- Other names: Puretic syndrome
- Autosomal recessive pattern is the inheritance manner of this condition
- Specialty: Dermatology

= Juvenile hyaline fibromatosis =

Juvenile hyaline fibromatosis (also known as fibromatosis hyalinica multiplex juvenilis and Murray–Puretic–Drescher syndrome) is a very rare, autosomal recessive disease due to mutations in capillary morphogenesis protein-2 (CMG-2 gene). It occurs from early childhood to adulthood, and presents as slow-growing, pearly white or skin-colored dermal or subcutaneous papules or nodules on the face, scalp, and back, which may be confused clinically with neurofibromatosis. The World Health Organization in 2020 reclassified the papules and nodules that occur in juvenile hyaline fibromatosis as one of the specific benign types of tumors in the category of fibroblastic and myofibroblastic tumors.
==Presentation==

This condition is characterised by abnormal growth of hyalinized fibrous tissue with cutaneous, mucosal, osteoarticular and systemic involvement.
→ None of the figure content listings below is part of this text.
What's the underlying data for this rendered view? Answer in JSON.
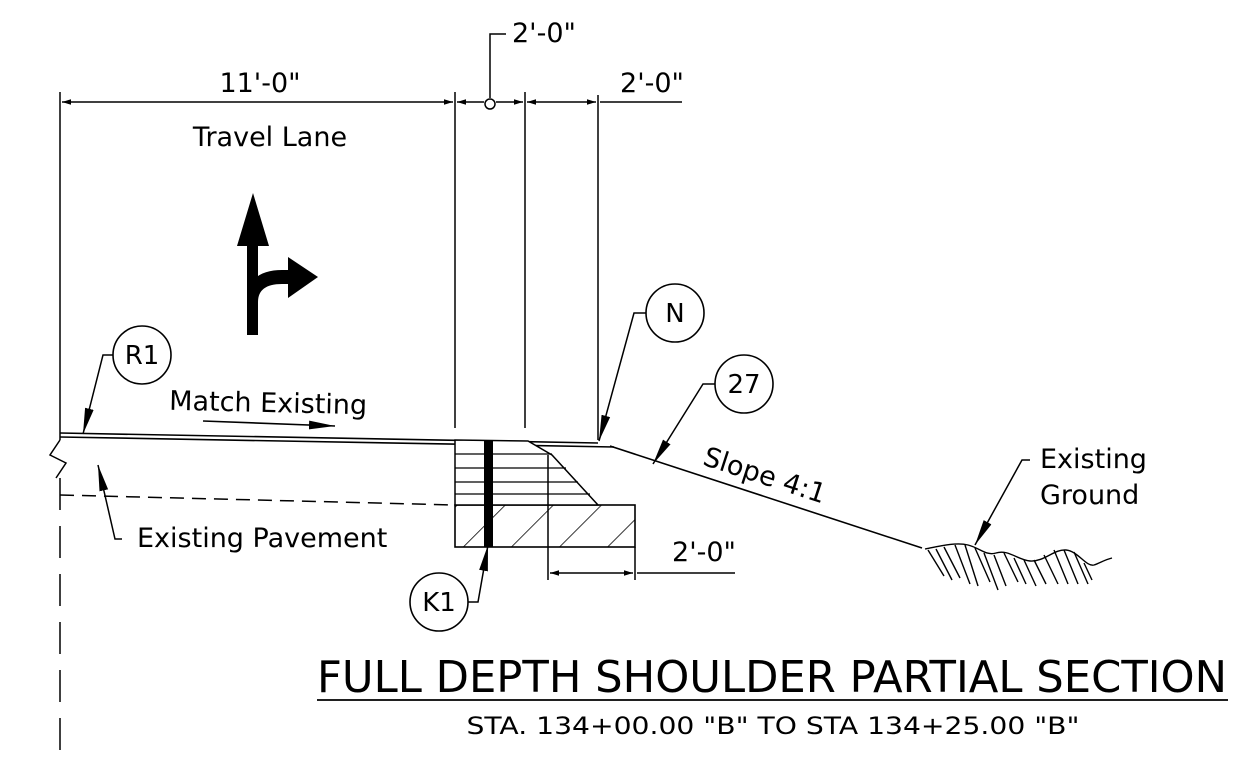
{
  "dimensions": {
    "travel_lane_width": "11'-0\"",
    "top_middle": "2'-0\"",
    "top_right": "2'-0\"",
    "bottom": "2'-0\""
  },
  "labels": {
    "travel_lane": "Travel Lane",
    "match_existing": "Match Existing",
    "existing_pavement": "Existing Pavement",
    "slope": "Slope 4:1",
    "existing_ground_line1": "Existing",
    "existing_ground_line2": "Ground"
  },
  "callouts": {
    "r1": "R1",
    "n": "N",
    "num27": "27",
    "k1": "K1"
  },
  "title": {
    "main": "FULL DEPTH SHOULDER PARTIAL SECTION",
    "sub": "STA. 134+00.00 \"B\" TO STA 134+25.00 \"B\""
  },
  "icons": {
    "lane_arrow": "through-right-turn-arrow-icon"
  }
}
Clinical features include extreme pain at minimal handling in a newborn, gingival hypertrophy, subcutaneous nodules, painful joint stiffness and contractures, muscle weakness and hypotonia.

==Genetics==

This condition is due to mutations in the anthrax toxin receptor-2 (ANTXR2) gene. This gene is also known as capillary morphogenesis protein-2.
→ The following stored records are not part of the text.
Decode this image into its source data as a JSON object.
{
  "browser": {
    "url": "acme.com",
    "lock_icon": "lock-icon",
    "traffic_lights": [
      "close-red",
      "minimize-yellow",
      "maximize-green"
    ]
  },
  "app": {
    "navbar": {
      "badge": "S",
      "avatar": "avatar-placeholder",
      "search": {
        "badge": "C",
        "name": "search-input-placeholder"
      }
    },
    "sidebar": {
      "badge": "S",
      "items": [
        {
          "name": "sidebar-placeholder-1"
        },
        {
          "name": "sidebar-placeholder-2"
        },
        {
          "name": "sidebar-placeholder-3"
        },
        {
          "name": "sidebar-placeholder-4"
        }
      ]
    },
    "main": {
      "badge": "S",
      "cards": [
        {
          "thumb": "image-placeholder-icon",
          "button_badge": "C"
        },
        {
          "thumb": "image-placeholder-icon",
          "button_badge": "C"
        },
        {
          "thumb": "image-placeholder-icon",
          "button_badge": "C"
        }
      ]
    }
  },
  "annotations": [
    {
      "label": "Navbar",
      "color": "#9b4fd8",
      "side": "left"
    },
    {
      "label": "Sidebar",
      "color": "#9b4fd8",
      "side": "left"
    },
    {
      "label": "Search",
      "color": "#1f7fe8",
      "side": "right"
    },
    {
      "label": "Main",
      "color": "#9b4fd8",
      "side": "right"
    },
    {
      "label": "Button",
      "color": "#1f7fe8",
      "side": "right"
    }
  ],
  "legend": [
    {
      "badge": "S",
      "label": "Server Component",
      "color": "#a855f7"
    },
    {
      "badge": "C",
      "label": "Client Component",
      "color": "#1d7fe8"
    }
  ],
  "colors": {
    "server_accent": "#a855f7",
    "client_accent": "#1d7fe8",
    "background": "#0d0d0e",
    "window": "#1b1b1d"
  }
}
This gene is located on the long arm of chromosome 4 (4q21.21).

==Management==

There is no presently known curative treatment for this condition.

Management is supportive.

==Prognosis==

Prognosis is very poor with a median age at death of 15 months.

==Epidemiology==

84 cases have been reported as of 2018.

==Notable cases==
Argentinian Matías Fernández Burzaco, aged 23, published a book about his experience of the condition, “Formas Propias”. He has also performed as a rap artist.